Rund 15 km südlich von Dresden gelegen, bildet der 476 Meter hohe Wilisch die nördliche Grenze des Osterzgebirges. Zusammen mit dem Hermsdorfer Berg, der Quohrener Kipse (452 m) und dem Lerchenberg (425 m) bildet er eine Bruchlinie, die so genannte Karsdorfer Verwerfung. Zwischen dieser und dem Elbtal liegt das Kreischaer Becken und die für Obstanbau bekannten Orte Maxen und Borthen.

Nähert man sich dem Berg von Westen (Ortschaft Hermsdorf), kommt man an der verfallenen Ausflugsgaststätte vorbei und erkennt, dass die Spitze des Berges aus Basalt besteht. Der Gipfel mit dem Aussichtspunkt liegt direkt an der Abbruchkante eines ehemaligen Steinbruchs. Was von unten schon recht beeindruckend aussieht.

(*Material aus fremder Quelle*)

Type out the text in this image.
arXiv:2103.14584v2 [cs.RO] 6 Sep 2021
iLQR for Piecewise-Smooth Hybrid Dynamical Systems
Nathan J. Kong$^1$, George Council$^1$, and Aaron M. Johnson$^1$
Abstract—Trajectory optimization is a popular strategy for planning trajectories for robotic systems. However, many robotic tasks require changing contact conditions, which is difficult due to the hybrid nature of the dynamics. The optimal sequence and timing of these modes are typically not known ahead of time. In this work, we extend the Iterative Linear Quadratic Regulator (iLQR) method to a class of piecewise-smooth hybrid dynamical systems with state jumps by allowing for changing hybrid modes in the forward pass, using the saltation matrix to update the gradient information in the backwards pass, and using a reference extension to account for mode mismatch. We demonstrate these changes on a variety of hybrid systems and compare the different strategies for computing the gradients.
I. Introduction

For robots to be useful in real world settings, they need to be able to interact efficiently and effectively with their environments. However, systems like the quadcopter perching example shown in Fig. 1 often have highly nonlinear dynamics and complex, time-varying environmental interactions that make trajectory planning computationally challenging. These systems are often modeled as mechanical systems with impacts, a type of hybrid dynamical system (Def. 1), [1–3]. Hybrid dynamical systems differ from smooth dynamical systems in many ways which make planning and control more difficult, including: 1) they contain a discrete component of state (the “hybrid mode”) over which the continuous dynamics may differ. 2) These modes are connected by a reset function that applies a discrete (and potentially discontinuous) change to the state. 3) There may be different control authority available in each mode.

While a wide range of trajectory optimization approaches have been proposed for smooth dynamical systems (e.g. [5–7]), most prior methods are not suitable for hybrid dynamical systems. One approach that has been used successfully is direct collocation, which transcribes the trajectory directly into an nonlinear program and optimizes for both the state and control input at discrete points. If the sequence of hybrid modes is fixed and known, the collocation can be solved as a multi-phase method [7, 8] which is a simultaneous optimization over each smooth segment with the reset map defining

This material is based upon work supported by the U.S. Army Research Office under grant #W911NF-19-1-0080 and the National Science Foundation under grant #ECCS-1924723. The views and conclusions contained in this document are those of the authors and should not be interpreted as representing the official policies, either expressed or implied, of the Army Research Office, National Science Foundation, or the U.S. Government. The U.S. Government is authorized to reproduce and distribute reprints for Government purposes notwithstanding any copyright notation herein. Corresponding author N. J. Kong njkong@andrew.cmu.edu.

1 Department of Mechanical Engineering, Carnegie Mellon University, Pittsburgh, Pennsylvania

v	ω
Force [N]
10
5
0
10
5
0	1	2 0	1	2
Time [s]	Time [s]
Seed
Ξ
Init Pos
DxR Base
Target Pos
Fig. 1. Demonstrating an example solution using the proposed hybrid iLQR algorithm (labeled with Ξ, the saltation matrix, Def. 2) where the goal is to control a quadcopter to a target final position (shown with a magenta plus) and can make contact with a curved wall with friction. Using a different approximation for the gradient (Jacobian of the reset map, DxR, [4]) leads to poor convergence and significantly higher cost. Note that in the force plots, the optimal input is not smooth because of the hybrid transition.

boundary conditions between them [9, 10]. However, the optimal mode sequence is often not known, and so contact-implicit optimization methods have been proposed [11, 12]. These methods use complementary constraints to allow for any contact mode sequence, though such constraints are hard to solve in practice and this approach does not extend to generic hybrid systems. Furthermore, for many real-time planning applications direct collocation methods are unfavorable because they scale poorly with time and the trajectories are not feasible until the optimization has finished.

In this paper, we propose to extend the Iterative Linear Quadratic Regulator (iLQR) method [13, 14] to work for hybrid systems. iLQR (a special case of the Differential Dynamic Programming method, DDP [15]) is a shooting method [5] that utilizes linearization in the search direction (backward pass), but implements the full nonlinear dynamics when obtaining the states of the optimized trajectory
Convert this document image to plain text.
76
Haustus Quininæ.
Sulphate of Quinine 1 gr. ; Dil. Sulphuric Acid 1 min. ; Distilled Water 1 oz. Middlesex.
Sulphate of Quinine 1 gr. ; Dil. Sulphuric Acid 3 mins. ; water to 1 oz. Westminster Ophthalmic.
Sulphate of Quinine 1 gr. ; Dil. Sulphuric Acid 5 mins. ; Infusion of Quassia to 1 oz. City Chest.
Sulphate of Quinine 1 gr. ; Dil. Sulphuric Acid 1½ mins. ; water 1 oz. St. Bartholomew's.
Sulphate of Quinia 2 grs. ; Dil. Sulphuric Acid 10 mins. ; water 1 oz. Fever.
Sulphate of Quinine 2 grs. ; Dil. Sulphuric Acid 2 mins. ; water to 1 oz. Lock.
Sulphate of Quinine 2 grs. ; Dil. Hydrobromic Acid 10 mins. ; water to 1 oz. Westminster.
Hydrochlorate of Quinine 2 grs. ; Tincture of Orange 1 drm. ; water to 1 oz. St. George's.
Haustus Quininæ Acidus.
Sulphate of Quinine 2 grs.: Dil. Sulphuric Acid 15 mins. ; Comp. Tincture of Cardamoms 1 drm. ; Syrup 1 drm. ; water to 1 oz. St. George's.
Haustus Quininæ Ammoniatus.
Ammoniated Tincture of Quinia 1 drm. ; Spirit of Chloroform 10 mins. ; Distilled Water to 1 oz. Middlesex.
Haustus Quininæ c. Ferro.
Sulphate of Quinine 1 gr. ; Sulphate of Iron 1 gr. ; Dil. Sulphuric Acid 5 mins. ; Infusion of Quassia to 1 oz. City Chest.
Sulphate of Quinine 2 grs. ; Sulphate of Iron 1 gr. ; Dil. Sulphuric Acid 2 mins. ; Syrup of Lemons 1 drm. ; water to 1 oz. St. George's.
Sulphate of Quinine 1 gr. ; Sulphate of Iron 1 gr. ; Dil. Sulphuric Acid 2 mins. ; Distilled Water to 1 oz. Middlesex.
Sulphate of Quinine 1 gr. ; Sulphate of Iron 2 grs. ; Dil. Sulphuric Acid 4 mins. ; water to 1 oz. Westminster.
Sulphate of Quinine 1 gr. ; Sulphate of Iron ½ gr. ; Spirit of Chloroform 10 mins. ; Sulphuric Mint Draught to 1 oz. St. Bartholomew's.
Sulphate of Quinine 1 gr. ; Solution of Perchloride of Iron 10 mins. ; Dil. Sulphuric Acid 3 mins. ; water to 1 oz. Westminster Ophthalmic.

Vom Gipfel blickt man nur nach Süden, Westen und Norden - weshalb mir ein 360-Grad Panorama zwar denkbar, aber wenig sinnvoll erschien. Im Süden das Erzgebirgsvorland mit u.a. den Bergen Luchberg und Geisingberg. Richtung Westen die schon erwähnten: Hermsdorfer Berg, Quohrener Kipse und Lerchenberg. Im Norden war der Fernsehturm Dresdens erkennbar.